Other types of martial arts related characters Dustin seems to have within him is the mcdojang black belt teen who was always passed during testing even though he sucked and paid into mcdojang rank. There is also the “Karate is Taekwondo and Taekwondo is Karate” aspect in his videos. The fact he used the words Karate and Taekwondo interchangeably speaks of the fact so many Taekwondo gyms use the word Karate, places like the American Taekwondo Association or Tiger Rock martial Arts gyms. Another thing that is funny is he never wears a dobok or gi, only a t-shirt (usually a WWE wrestler shirt named Santina) and track pants. He never wears a belt. This could mean he is too good to worry about belts, or he is trying to become a reality based self defense instructor as he never talks about tradition much or forms. The only tradition you notice is his awkward kempo style bow he does while he expels air out of his mouth through his teeth making a “ssss” sound.

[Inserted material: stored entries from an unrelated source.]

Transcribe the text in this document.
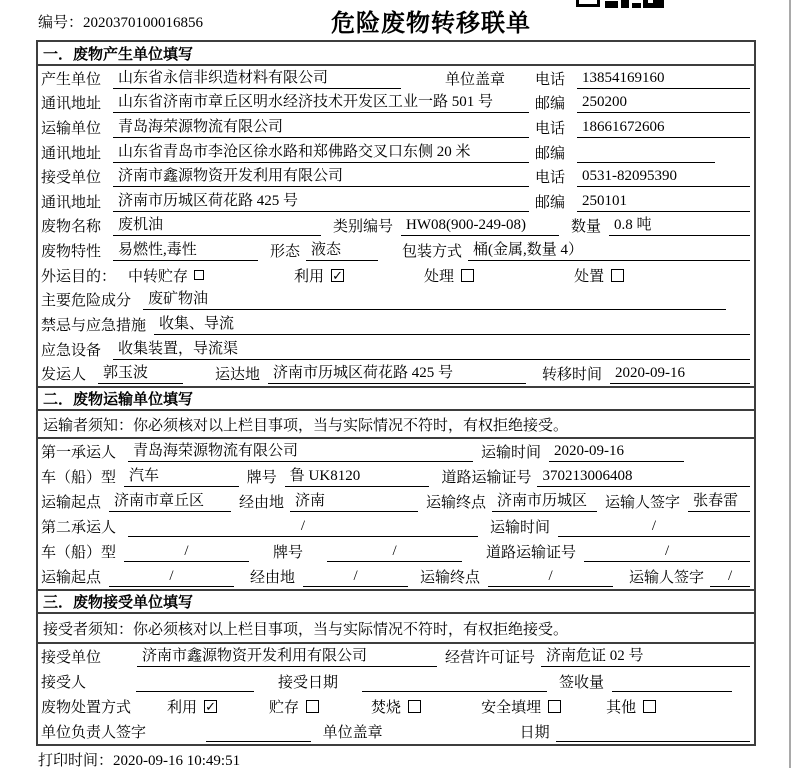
编号：2020370100016856	危险废物转移联单
一．废物产生单位填写
产生单位	山东省永信非织造材料有限公司	单位盖章 电话	13854169160
通讯地址	山东省济南市章丘区明水经济技术开发区工业一路 501 号	邮编	250200
运输单位	青岛海荣源物流有限公司	电话	18661672606
通讯地址	山东省青岛市李沧区徐水路和郑佛路交叉口东侧 20 米	邮编
接受单位	济南市鑫源物资开发利用有限公司	电话	0531-82095390
通讯地址	济南市历城区荷花路 425 号	邮编	250101
废物名称	废机油	类别编号 HW08(900-249-08)	数量 0.8 吨
废物特性	易燃性,毒性	形态 液态	包装方式 桶(金属,数量 4）
外运目的： 中转贮存	利用 ✓	处理	处置
主要危险成分	废矿物油
禁忌与应急措施 收集、导流
应急设备	收集装置，导流渠
发运人	郭玉波	运达地 济南市历城区荷花路 425 号	转移时间 2020-09-16
二．废物运输单位填写
运输者须知：你必须核对以上栏目事项，当与实际情况不符时，有权拒绝接受。
第一承运人	青岛海荣源物流有限公司	运输时间 2020-09-16
车（船）型 汽车	牌号 鲁 UK8120	道路运输证号 370213006408
运输起点 济南市章丘区	经由地 济南	运输终点 济南市历城区	运输人签字 张春雷
第二承运人	/	运输时间	/
车（船）型	/	牌号	/	道路运输证号	/
运输起点	/	经由地	/	运输终点	/	运输人签字	/
三．废物接受单位填写
接受者须知：你必须核对以上栏目事项，当与实际情况不符时，有权拒绝接受。
接受单位	济南市鑫源物资开发利用有限公司	经营许可证号 济南危证 02 号
接受人	接受日期	签收量
废物处置方式 利用 ✓	贮存	焚烧	安全填埋	其他
单位负责人签字	单位盖章	日期
打印时间：2020-09-16 10:49:51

I laughed so hard when he went into the city to talk about city attackers and the use of spin kicks. He even crashed some wedding photos on the side where he is spazzing out in public doing “mixed martial arts” moves:

Dustin even interacts with his fans and gives short replies to various comments staying in character and acting oblivious to things such as Bruce Lee, “I do not know him.” And when people ask if he is serious or for real, “Yes Karate is a real thing. I am an expert.”  This guy is comedy gold for martial arts spazzy, crazy, mcdojang trained nut jobs! I love it! It is far funnier to me than EnterTheDojoShow because it stays within the real context of what he is lampooning. Let’s hope his act does not grow old or stale as there is so much material he could use with this character. His friend Terry as his partner makes the show even more hilarious! The way he speaks to the audience with a yelling style voice as if he is giving us total conviction of his skills is spot on of what I have seen in real life with people doing demos. He is not arrogant, he actually believes what he is teaching is legitimate! Which makes this show so much funnier than if he was simply just a jerk martial arts character. “As you can see I stayed within true fighting form.” The words, “As you can see” are used in almost every video.

If you have not, please check out “Dustins Dojo” for great laughs. If you do not get it then you don’t understand the martial arts world. And if you do train in martial arts and still think he is 100% serious and do not get it, you might actually be what he is parodying! You can also search for his America’s Got Talent demonstrations on YouTube. Enjoy!